It’s the one thing that we do most on mobile devices that often is the most annoying: typing. With so many different kinds of mobile keyboards, and perhaps a pending keyboard redesign from Apple debuting next week, it’s a good time to consider some recent advances in mobile keyboard interfaces.
Over the past few years, several unique keyboard interfaces have garnered significant attention and popularity. Swype, acquired by Nuance in 2011, is one such example, where users type by either touching the keys as usual or by making continuous touch gestures that cover the letters of a word. The result is surprisingly robust and user friendly. There are other options, such as the Fleksy keyboard by Syntellia, or the Minuum flattened keyboard by Whirlscape, as well as SwiftKey, a very popular keyboard that is similar to Swype. The “magic” with these keyboards is that they assume user touches have a spatial error (or in the case of Swype and SwiftKey, a gestural error), and account for this when finding the most probable word. In almost all cases, these intelligent keyboards work better than their traditional counterparts. In the case of Minuum, there is an added benefit that the keyboard takes up very little space on the screen.
Although not mainstream, there has been work in the area of keyboards that dynamically change based on what letters are most probable. In the simplest context, this could be visualized as a keyboard where the size of the individual keys are scaled according to the usage frequency of each letter.

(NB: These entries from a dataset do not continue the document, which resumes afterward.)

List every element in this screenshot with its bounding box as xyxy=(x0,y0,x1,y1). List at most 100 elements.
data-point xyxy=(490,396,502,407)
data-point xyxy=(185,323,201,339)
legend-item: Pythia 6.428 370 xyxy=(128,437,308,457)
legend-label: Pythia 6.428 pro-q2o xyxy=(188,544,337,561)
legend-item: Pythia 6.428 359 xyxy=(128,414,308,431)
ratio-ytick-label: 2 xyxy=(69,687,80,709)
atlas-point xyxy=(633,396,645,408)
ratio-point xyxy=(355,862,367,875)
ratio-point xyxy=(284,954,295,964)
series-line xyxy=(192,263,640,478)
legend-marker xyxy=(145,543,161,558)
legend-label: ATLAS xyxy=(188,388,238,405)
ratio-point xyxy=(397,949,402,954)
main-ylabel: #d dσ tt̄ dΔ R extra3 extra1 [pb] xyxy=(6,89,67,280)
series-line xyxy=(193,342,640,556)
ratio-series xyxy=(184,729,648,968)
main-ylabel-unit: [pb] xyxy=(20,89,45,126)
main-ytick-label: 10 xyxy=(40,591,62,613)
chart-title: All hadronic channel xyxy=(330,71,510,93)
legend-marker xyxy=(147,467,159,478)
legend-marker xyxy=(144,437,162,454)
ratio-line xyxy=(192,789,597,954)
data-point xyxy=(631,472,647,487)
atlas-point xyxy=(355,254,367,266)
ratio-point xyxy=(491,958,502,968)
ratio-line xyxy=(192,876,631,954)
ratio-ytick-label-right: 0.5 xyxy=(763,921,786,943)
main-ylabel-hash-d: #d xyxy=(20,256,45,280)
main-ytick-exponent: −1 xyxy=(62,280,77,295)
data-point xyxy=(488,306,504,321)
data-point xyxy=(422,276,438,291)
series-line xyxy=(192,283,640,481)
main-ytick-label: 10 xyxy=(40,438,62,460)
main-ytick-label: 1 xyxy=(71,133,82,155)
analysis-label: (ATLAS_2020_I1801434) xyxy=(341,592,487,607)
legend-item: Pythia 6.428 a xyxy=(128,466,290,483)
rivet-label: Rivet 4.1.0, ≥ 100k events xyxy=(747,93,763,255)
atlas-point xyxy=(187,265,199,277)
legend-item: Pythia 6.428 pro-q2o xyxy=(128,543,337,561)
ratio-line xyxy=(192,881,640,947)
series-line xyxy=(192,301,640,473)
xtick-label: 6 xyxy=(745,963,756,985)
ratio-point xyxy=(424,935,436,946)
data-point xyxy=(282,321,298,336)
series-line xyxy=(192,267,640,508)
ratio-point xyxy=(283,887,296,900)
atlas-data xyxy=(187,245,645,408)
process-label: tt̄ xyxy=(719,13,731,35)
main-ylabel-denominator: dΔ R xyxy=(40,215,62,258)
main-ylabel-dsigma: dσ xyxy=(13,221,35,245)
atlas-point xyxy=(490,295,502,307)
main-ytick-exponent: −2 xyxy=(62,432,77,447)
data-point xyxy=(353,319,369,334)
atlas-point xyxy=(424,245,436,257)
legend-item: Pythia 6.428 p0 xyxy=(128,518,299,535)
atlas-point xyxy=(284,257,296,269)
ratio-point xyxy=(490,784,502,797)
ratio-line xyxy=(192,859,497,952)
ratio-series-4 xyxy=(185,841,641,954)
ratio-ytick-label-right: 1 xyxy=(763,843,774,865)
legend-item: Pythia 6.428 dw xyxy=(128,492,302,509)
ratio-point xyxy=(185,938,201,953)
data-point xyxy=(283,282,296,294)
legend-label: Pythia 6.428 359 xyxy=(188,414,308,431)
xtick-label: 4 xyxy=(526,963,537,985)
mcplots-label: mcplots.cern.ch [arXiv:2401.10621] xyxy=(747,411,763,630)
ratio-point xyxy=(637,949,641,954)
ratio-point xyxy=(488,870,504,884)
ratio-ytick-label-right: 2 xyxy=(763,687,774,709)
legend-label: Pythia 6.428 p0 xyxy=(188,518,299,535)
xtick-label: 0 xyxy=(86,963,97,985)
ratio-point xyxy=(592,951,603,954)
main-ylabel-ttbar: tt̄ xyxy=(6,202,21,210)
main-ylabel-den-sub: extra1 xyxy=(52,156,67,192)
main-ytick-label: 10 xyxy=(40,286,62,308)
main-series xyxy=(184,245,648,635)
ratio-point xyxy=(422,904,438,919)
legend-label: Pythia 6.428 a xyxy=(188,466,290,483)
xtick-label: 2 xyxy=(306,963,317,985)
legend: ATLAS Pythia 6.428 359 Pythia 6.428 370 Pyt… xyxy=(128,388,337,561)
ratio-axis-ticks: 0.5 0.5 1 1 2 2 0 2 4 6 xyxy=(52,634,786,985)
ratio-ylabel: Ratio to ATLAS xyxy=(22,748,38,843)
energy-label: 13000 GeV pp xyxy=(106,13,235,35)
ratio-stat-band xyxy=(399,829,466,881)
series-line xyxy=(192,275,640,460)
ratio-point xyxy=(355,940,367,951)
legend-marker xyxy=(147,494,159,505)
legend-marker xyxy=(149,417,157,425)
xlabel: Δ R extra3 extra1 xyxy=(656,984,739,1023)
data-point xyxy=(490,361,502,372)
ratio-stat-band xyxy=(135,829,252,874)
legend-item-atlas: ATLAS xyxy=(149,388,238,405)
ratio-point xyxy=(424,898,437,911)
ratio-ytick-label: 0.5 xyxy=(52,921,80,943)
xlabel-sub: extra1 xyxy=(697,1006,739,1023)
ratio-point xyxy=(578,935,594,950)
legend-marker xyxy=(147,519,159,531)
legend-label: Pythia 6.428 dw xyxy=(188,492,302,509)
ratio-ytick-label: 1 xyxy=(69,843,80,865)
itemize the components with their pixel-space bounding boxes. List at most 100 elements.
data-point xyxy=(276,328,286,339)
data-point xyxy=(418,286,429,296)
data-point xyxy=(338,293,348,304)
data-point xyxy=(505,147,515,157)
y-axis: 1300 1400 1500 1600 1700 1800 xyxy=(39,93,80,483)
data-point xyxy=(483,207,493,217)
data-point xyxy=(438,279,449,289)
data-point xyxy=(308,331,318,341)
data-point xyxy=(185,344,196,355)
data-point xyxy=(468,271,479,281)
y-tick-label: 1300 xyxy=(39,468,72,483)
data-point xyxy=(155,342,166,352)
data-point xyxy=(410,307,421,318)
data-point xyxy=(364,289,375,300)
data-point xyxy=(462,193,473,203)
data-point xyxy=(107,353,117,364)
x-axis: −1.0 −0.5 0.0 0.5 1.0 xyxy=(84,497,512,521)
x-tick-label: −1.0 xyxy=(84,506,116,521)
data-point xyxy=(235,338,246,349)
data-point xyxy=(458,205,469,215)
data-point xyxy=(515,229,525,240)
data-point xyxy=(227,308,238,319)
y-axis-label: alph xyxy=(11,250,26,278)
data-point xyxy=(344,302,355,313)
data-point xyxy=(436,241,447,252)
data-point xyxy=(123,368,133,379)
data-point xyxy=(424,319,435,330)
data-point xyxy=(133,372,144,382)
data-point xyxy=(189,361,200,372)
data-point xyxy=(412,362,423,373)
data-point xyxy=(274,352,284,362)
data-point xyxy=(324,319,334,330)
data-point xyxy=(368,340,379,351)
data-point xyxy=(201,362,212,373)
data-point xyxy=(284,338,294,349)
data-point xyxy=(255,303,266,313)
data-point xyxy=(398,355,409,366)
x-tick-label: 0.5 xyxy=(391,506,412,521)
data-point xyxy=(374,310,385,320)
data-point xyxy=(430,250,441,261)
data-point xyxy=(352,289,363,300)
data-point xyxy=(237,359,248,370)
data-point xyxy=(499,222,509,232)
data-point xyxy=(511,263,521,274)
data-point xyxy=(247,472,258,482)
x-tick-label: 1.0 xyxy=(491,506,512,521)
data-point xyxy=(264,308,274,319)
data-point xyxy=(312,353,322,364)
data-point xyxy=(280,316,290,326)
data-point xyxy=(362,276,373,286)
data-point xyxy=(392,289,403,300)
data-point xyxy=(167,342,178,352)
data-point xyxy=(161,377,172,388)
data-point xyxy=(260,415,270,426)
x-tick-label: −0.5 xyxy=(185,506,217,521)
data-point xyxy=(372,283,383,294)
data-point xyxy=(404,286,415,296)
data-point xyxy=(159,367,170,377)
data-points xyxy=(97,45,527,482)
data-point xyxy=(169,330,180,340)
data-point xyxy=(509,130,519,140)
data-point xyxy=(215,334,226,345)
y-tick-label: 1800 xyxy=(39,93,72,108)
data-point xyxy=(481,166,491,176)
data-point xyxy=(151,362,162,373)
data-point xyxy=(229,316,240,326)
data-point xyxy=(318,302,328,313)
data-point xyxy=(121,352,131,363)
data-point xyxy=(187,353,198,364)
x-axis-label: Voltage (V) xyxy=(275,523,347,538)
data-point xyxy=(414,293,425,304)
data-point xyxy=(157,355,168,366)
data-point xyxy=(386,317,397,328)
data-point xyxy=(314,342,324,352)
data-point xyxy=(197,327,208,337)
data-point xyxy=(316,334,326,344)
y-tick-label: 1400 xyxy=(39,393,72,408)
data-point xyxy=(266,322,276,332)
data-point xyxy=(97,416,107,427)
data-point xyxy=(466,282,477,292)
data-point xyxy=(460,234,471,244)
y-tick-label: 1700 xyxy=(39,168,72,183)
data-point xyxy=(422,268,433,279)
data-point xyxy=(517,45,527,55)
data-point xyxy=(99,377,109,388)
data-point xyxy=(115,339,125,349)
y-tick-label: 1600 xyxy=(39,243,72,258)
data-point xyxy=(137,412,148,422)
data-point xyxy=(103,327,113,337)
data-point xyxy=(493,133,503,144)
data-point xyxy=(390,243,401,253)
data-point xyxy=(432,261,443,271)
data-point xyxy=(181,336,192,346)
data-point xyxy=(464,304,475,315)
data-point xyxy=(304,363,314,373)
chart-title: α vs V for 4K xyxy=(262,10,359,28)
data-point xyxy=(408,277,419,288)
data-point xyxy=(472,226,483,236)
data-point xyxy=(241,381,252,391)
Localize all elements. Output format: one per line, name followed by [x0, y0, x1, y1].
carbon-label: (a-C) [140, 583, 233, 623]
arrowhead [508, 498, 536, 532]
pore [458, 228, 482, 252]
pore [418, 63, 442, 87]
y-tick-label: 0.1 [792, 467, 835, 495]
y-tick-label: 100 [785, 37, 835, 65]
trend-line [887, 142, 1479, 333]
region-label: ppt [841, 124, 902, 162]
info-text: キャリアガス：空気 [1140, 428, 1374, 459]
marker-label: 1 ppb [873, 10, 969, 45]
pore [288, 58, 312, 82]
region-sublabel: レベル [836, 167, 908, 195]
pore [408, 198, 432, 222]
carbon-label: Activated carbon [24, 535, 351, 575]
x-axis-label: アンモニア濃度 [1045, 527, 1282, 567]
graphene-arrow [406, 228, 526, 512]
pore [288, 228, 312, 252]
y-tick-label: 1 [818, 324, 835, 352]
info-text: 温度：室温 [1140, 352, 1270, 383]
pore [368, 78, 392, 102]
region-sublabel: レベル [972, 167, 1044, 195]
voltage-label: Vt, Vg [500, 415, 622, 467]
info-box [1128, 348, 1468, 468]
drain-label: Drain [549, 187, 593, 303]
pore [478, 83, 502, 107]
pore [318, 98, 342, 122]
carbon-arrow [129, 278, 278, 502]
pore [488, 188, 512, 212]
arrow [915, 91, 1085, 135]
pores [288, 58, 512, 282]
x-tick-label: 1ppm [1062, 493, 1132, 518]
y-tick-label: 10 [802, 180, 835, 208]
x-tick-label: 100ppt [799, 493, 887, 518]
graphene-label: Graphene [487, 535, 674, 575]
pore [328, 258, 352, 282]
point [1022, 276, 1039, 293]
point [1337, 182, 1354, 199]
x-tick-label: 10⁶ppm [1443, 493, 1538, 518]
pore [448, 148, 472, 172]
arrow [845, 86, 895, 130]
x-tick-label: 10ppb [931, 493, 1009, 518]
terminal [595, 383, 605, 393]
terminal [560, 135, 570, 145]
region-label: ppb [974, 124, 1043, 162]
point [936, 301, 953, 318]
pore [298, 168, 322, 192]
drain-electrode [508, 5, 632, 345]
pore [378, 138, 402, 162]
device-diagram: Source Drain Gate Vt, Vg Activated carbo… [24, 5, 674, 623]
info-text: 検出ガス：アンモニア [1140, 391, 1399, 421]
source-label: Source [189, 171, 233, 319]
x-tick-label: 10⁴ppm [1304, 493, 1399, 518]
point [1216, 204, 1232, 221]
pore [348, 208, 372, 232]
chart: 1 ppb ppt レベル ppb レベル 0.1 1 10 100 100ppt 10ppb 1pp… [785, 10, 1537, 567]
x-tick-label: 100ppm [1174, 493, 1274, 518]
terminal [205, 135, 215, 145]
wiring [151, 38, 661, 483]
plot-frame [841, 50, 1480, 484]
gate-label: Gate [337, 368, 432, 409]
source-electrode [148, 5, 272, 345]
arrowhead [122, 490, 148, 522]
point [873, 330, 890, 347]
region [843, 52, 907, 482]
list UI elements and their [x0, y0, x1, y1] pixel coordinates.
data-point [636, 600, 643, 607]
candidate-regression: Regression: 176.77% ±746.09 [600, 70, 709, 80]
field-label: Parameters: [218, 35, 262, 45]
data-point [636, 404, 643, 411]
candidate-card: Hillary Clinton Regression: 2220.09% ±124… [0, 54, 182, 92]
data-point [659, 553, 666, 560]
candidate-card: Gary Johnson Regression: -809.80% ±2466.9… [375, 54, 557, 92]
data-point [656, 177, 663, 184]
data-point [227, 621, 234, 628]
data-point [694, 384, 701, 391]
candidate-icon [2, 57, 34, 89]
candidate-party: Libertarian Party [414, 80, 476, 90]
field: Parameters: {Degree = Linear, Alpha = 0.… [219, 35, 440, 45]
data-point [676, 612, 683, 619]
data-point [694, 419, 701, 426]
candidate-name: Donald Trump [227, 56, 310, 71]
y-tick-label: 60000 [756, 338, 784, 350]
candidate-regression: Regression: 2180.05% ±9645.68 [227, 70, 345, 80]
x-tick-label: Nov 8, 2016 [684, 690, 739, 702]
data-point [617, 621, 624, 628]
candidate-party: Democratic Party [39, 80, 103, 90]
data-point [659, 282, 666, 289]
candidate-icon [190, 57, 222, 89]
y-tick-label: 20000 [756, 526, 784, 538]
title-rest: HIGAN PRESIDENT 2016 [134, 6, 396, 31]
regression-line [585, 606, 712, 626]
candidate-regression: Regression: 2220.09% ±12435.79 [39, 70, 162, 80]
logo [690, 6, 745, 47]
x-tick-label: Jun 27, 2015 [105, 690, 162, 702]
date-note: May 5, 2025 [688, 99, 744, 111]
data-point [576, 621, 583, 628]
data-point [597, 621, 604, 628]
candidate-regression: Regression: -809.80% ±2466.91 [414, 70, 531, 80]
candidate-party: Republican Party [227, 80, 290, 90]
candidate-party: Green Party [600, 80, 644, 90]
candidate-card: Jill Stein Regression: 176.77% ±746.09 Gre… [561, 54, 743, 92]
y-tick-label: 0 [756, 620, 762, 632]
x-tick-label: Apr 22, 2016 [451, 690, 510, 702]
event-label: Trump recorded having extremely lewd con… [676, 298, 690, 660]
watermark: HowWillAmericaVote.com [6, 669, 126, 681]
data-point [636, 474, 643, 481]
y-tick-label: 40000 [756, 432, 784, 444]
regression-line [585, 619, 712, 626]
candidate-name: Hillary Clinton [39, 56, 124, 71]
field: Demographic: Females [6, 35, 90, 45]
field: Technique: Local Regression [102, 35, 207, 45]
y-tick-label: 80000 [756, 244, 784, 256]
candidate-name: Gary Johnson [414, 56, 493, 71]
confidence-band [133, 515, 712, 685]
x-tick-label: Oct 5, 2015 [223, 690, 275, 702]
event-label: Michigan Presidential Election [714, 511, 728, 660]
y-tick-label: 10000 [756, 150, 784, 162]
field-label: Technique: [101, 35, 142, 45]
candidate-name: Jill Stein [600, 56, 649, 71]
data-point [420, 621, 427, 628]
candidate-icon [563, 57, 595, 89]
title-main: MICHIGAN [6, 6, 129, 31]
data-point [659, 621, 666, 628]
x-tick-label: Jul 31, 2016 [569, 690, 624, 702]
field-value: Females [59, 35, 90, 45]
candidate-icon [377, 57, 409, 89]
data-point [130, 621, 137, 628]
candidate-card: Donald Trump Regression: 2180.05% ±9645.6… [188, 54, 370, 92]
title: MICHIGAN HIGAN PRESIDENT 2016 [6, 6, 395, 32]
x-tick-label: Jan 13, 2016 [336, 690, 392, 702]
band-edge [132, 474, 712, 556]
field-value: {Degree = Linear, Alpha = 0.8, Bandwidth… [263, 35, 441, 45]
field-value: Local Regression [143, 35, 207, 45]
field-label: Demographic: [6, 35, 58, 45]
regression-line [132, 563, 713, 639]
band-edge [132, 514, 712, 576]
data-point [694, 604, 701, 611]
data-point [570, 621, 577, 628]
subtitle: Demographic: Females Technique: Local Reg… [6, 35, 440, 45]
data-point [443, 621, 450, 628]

A more interesting example is the Dasher keyboard (created by a research group at Cambridge University), where the user types by going through a continuous sequence of dynamically scaled letters (click here to see a quick demo). Although this may not be the fastest way of typing, it works well in situations where multi-finger typing is not possible (such as for Google Glass).
A discussion of dynamic keyboards isn’t complete without mentioning Tactus. Tactus creates physical touchscreen keyboards that can “pop-in” and out dynamically, which gives users a tactile feel for the keys. It remains to be seen whether such an interface will gain mainstream popularity, but it is certainly interesting.
There are methods of entering text that may do away with the keyboard altogether. One such example that we have been developing at the University of Toronto is the Extended Touch interface. Here, a user can tap a location on any surface that a mobile device is placed on, and based on the unique vibrations and sounds, we detect the exact location tapped. Although the core tap detection technology works reasonably well, there are several important challenges that will need to be overcome. However, it is possible in the future that such an interface (i.e. typing on any surface) combined with a probabilistic keyboard will make a viable method for text entry.